No me cabe duda de que Poética de Santo Domingo es un libro importante en el contexto de la cultura dominicana y que es un ejemplo que nos servirá si lo aplicamos a nuestra propia realidad.  Su lectura me hace pensar en lo que ha hecho con San Juan Luis Rafael Sánchez en su reciente ensayo, El corazón frente al mar (2021).  Pero el texto de Sánchez es mucho más poético y mucho menos sociológico que el de Mena.  Por ello y por el contrario, muchas de las páginas de Poética de Santo Domingo me hicieron pensar en los ensayos de Carlos Monsiváis sobre su Ciudad de México.  Eso sí, en sus textos el escritor mexicano se aprovecha mucho más efectivamente que Mena de la cultura popular de su país.  Mena se enfoca casi exclusivamente en la arquitectura y la planificación urbana, aunque no deja de introducir atisbos sobre otras expresiones artísticas y sobre la realidad cotidiana.  En cambio, Monsiváis se zambulle de cuerpo entero en la cultura, la de las élites y, sobre todo, la del pueblo.
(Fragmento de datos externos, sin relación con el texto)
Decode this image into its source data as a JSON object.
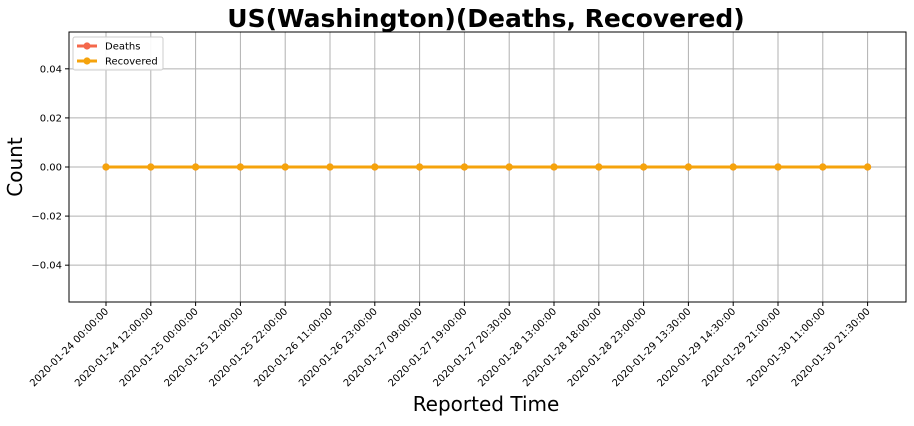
{
  "chart_data": {
    "type": "line",
    "title": "US(Washington)(Deaths, Recovered)",
    "xlabel": "Reported Time",
    "ylabel": "Count",
    "ylim": [
      -0.055,
      0.055
    ],
    "yticks": [
      -0.04,
      -0.02,
      0.0,
      0.02,
      0.04
    ],
    "ytick_labels": [
      "−0.04",
      "−0.02",
      "0.00",
      "0.02",
      "0.04"
    ],
    "grid": true,
    "legend_position": "top-left",
    "x": [
      "2020-01-24 00:00:00",
      "2020-01-24 12:00:00",
      "2020-01-25 00:00:00",
      "2020-01-25 12:00:00",
      "2020-01-25 22:00:00",
      "2020-01-26 11:00:00",
      "2020-01-26 23:00:00",
      "2020-01-27 09:00:00",
      "2020-01-27 19:00:00",
      "2020-01-27 20:30:00",
      "2020-01-28 13:00:00",
      "2020-01-28 18:00:00",
      "2020-01-28 23:00:00",
      "2020-01-29 13:30:00",
      "2020-01-29 14:30:00",
      "2020-01-29 21:00:00",
      "2020-01-30 11:00:00",
      "2020-01-30 21:30:00"
    ],
    "series": [
      {
        "name": "Deaths",
        "color": "#f4684b",
        "values": [
          0,
          0,
          0,
          0,
          0,
          0,
          0,
          0,
          0,
          0,
          0,
          0,
          0,
          0,
          0,
          0,
          0,
          0
        ]
      },
      {
        "name": "Recovered",
        "color": "#f5a30c",
        "values": [
          0,
          0,
          0,
          0,
          0,
          0,
          0,
          0,
          0,
          0,
          0,
          0,
          0,
          0,
          0,
          0,
          0,
          0
        ]
      }
    ]
  }
}
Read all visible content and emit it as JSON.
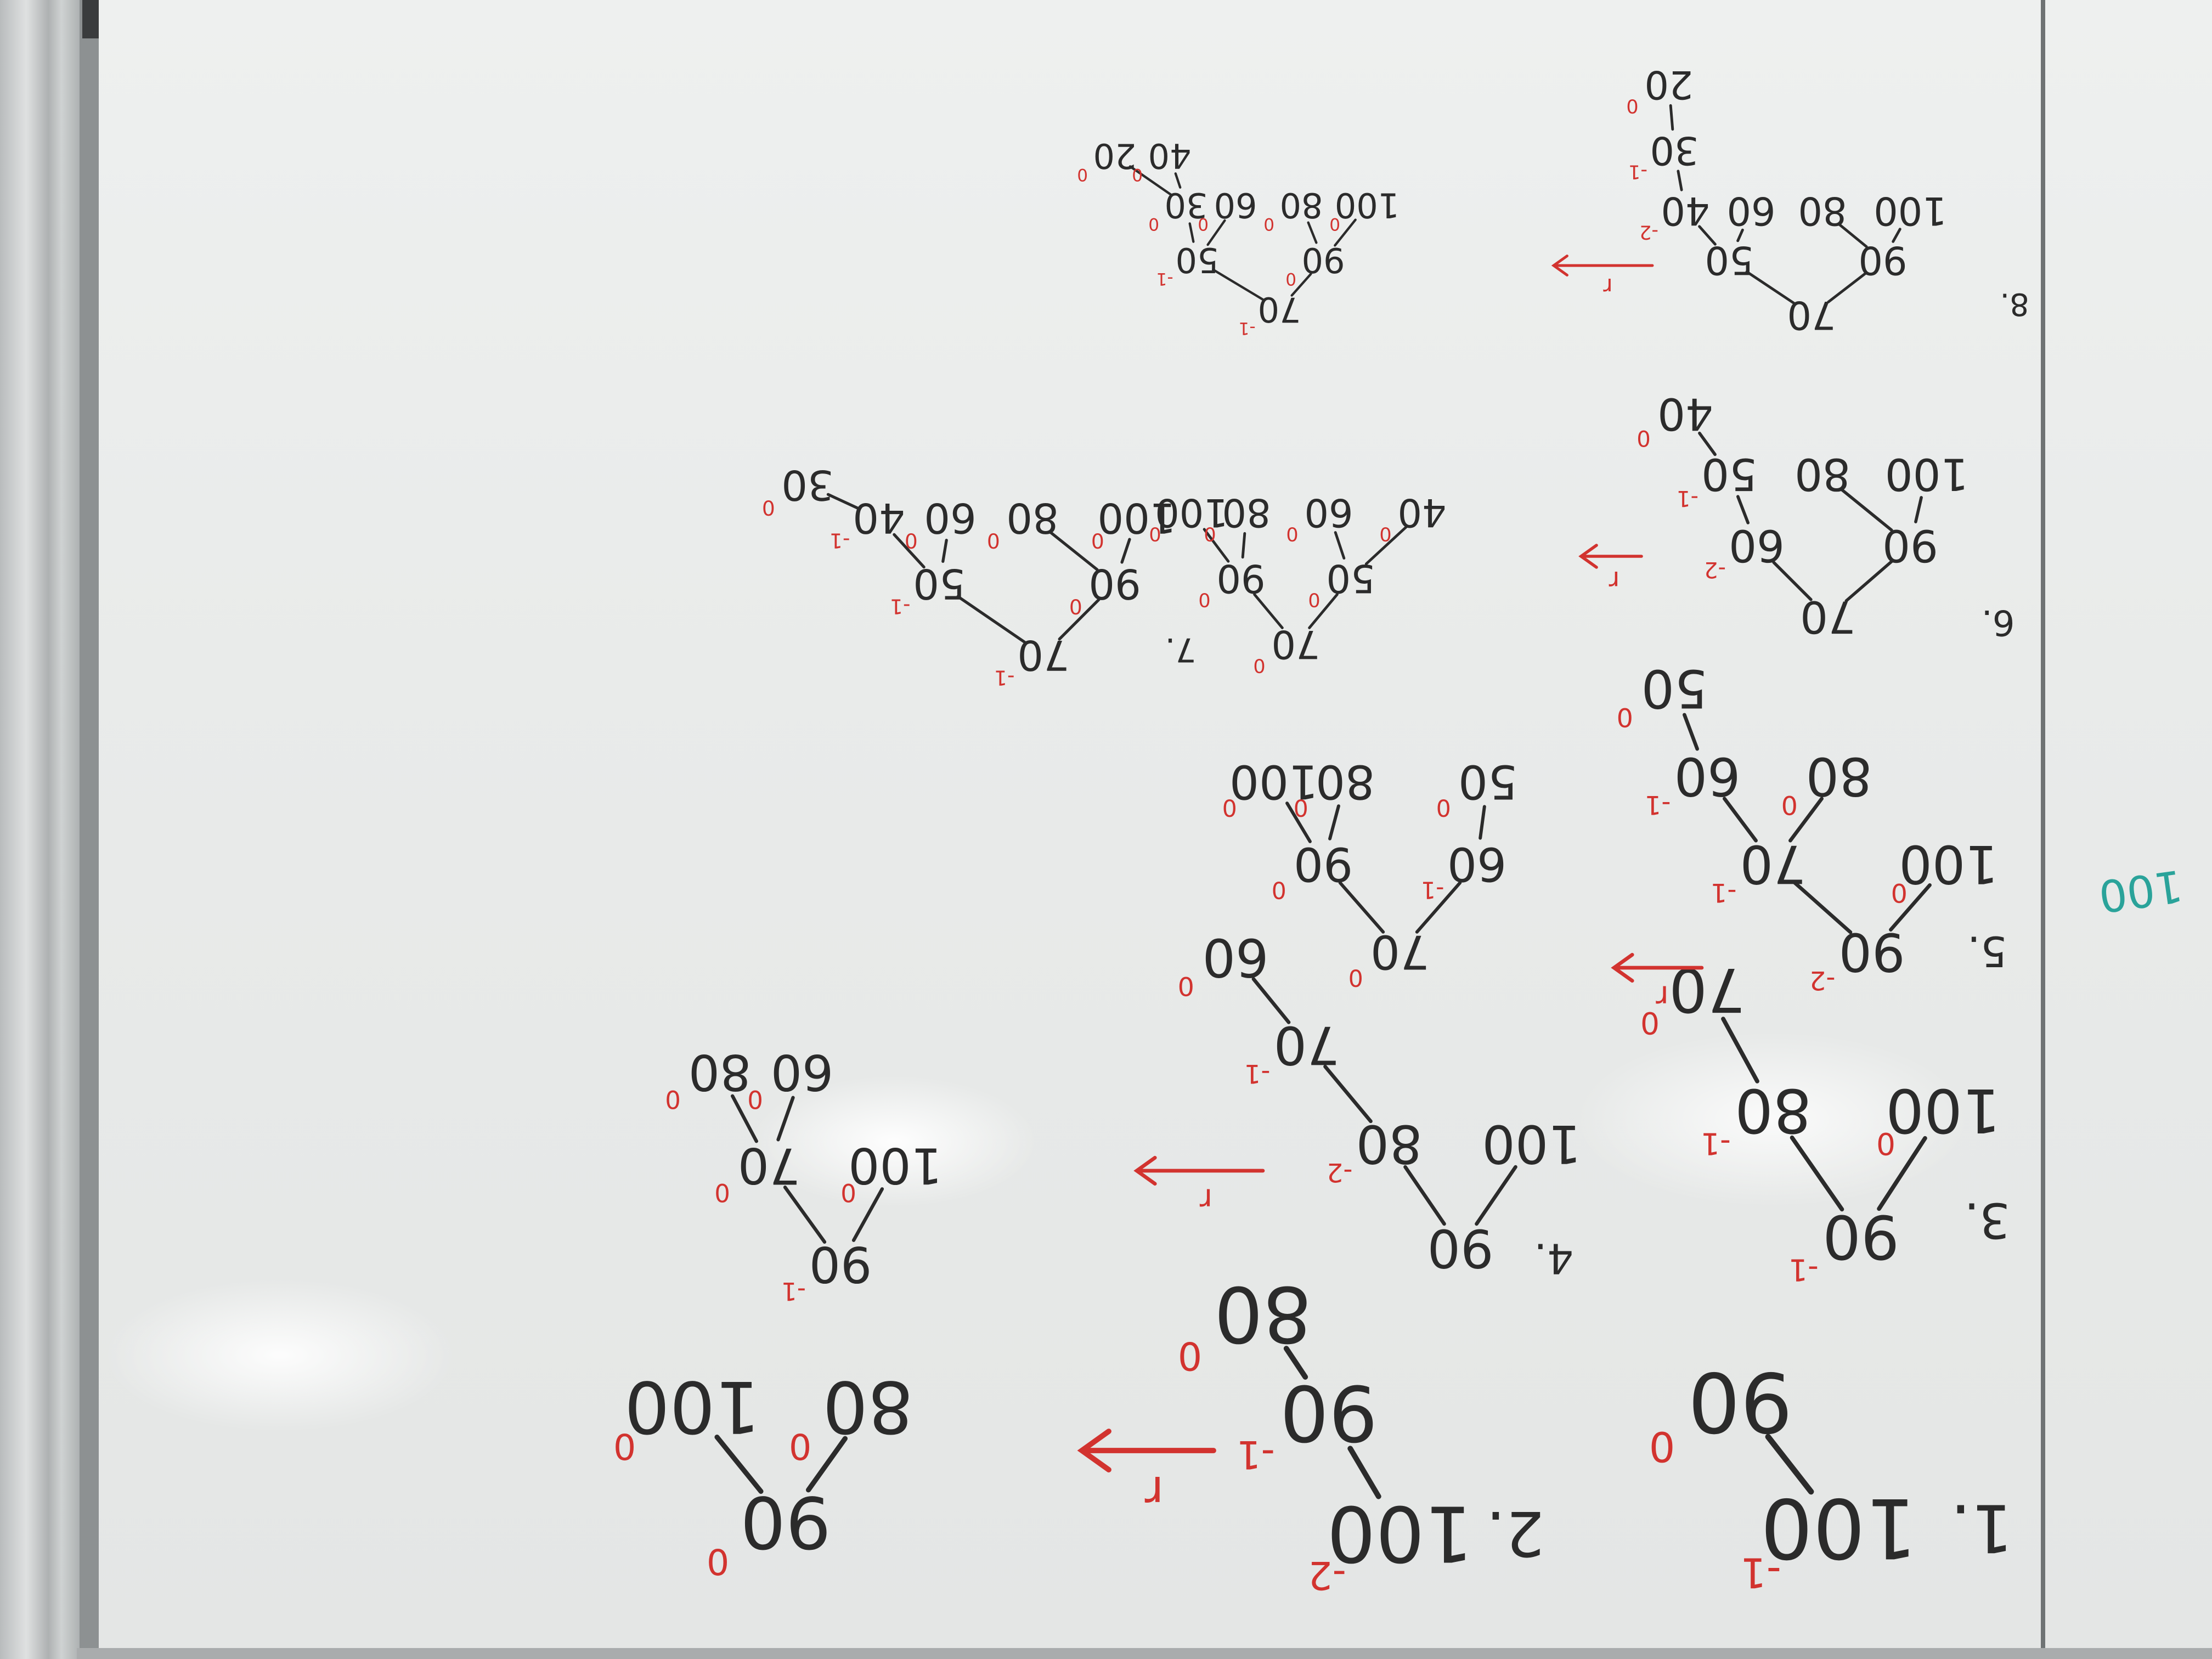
{
  "ink": {
    "black": "#2b2b2b",
    "red": "#d2332f",
    "teal": "#2aa39a"
  },
  "rotation_deg": 180,
  "steps": [
    {
      "label": "1.",
      "nodes": [
        {
          "v": "100",
          "bf": "-1"
        },
        {
          "v": "90",
          "bf": "0"
        }
      ]
    },
    {
      "label": "2.",
      "nodes": [
        {
          "v": "100",
          "bf": "-2"
        },
        {
          "v": "90",
          "bf": "-1"
        },
        {
          "v": "80",
          "bf": "0"
        }
      ],
      "arrow_label": "r",
      "result": [
        {
          "v": "90",
          "bf": "0"
        },
        {
          "v": "80",
          "bf": "0"
        },
        {
          "v": "100",
          "bf": "0"
        }
      ]
    },
    {
      "label": "3.",
      "nodes": [
        {
          "v": "90",
          "bf": "-1"
        },
        {
          "v": "80",
          "bf": "-1"
        },
        {
          "v": "100",
          "bf": "0"
        },
        {
          "v": "70",
          "bf": "0"
        }
      ]
    },
    {
      "label": "4.",
      "nodes": [
        {
          "v": "90",
          "bf": ""
        },
        {
          "v": "80",
          "bf": "-2"
        },
        {
          "v": "100",
          "bf": ""
        },
        {
          "v": "70",
          "bf": "-1"
        },
        {
          "v": "60",
          "bf": "0"
        }
      ],
      "arrow_label": "r",
      "result": [
        {
          "v": "90",
          "bf": "-1"
        },
        {
          "v": "70",
          "bf": "0"
        },
        {
          "v": "100",
          "bf": "0"
        },
        {
          "v": "60",
          "bf": "0"
        },
        {
          "v": "80",
          "bf": "0"
        }
      ]
    },
    {
      "label": "5.",
      "nodes": [
        {
          "v": "90",
          "bf": "-2"
        },
        {
          "v": "70",
          "bf": "-1"
        },
        {
          "v": "100",
          "bf": "0"
        },
        {
          "v": "60",
          "bf": "-1"
        },
        {
          "v": "80",
          "bf": "0"
        },
        {
          "v": "50",
          "bf": "0"
        }
      ],
      "arrow_label": "r",
      "result": [
        {
          "v": "70",
          "bf": "0"
        },
        {
          "v": "60",
          "bf": "-1"
        },
        {
          "v": "90",
          "bf": "0"
        },
        {
          "v": "50",
          "bf": "0"
        },
        {
          "v": "80",
          "bf": "0"
        },
        {
          "v": "100",
          "bf": "0"
        }
      ]
    },
    {
      "label": "6.",
      "nodes": [
        {
          "v": "70",
          "bf": ""
        },
        {
          "v": "60",
          "bf": "-2"
        },
        {
          "v": "90",
          "bf": ""
        },
        {
          "v": "50",
          "bf": "-1"
        },
        {
          "v": "80",
          "bf": ""
        },
        {
          "v": "100",
          "bf": ""
        },
        {
          "v": "40",
          "bf": "0"
        }
      ],
      "arrow_label": "r",
      "result": [
        {
          "v": "70",
          "bf": "0"
        },
        {
          "v": "50",
          "bf": "0"
        },
        {
          "v": "90",
          "bf": "0"
        },
        {
          "v": "40",
          "bf": "0"
        },
        {
          "v": "60",
          "bf": "0"
        },
        {
          "v": "80",
          "bf": "0"
        },
        {
          "v": "100",
          "bf": "0"
        }
      ]
    },
    {
      "label": "7.",
      "nodes": [
        {
          "v": "70",
          "bf": "-1"
        },
        {
          "v": "50",
          "bf": "-1"
        },
        {
          "v": "90",
          "bf": "0"
        },
        {
          "v": "40",
          "bf": "-1"
        },
        {
          "v": "60",
          "bf": "0"
        },
        {
          "v": "80",
          "bf": "0"
        },
        {
          "v": "100",
          "bf": "0"
        },
        {
          "v": "30",
          "bf": "0"
        }
      ]
    },
    {
      "label": "8.",
      "nodes": [
        {
          "v": "70",
          "bf": ""
        },
        {
          "v": "50",
          "bf": ""
        },
        {
          "v": "90",
          "bf": ""
        },
        {
          "v": "40",
          "bf": "-2"
        },
        {
          "v": "60",
          "bf": ""
        },
        {
          "v": "80",
          "bf": ""
        },
        {
          "v": "100",
          "bf": ""
        },
        {
          "v": "30",
          "bf": "-1"
        },
        {
          "v": "20",
          "bf": "0"
        }
      ],
      "arrow_label": "r",
      "result": [
        {
          "v": "70",
          "bf": "-1"
        },
        {
          "v": "50",
          "bf": "-1"
        },
        {
          "v": "90",
          "bf": "0"
        },
        {
          "v": "30",
          "bf": "0"
        },
        {
          "v": "60",
          "bf": "0"
        },
        {
          "v": "80",
          "bf": "0"
        },
        {
          "v": "100",
          "bf": "0"
        },
        {
          "v": "20",
          "bf": "0"
        },
        {
          "v": "40",
          "bf": "0"
        }
      ]
    }
  ],
  "margin_note": "100"
}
Para mí una falla del libro de Mena es su organización o, mejor, su falta de organización.  Sí, hay que tener en mente que este libro es la fusión de tres.  Pero Mena debió organizar más orgánicamente estos textos.  Los mismos son de muy diversos acercamientos y dimensiones.  Los hay de corte histórico, de análisis político, de investigación filosófica, de recuento de experiencias personales y de memorias colectivas, cortos o más extensos.  Pero el lector tiene que dar saltos al leer el libro por esa diversidad de acercamientos y de temas.  Este hubiera sido más efectivo si los ensayos incluidos se hubiesen ordenados de forma más coherente, más orgánica, o se hubieran dividido en secciones.  A pesar de que a veces se repiten ideas, no sugiero que se eliminen textos sino que se organicen de forma que la secuencia de los mismos sirva de guía para el lector.  De esta forma hubiera sido un libro más efectivo.  También hubiera sido aconsejable el trabajo de un corrector de pruebas porque son frecuentes las erratas, algunas de las cuales resultan cómicas.  Por ejemplo, hay una de tono involuntariamente cortaciano: “el Monumento tendría 365 escalones, tantas [sic] como años tiene el día” (464).  No todas son tan divertidas como esta que resulta hasta surrealista.

Pero no me cabe duda de que Poética de Santo Domingo es un libro de interés e importancia.  La lectura de sus 498 páginas me dejó con el deseo, con la ilusión de que algún día Miguel D. Mena será el lazarillo que me muestre y me explique su ciudad.  Pero al leer su excelente libro ya sentía que era mi guía.  Por ello y por su deslumbrante inteligencia le estoy muy agradecido.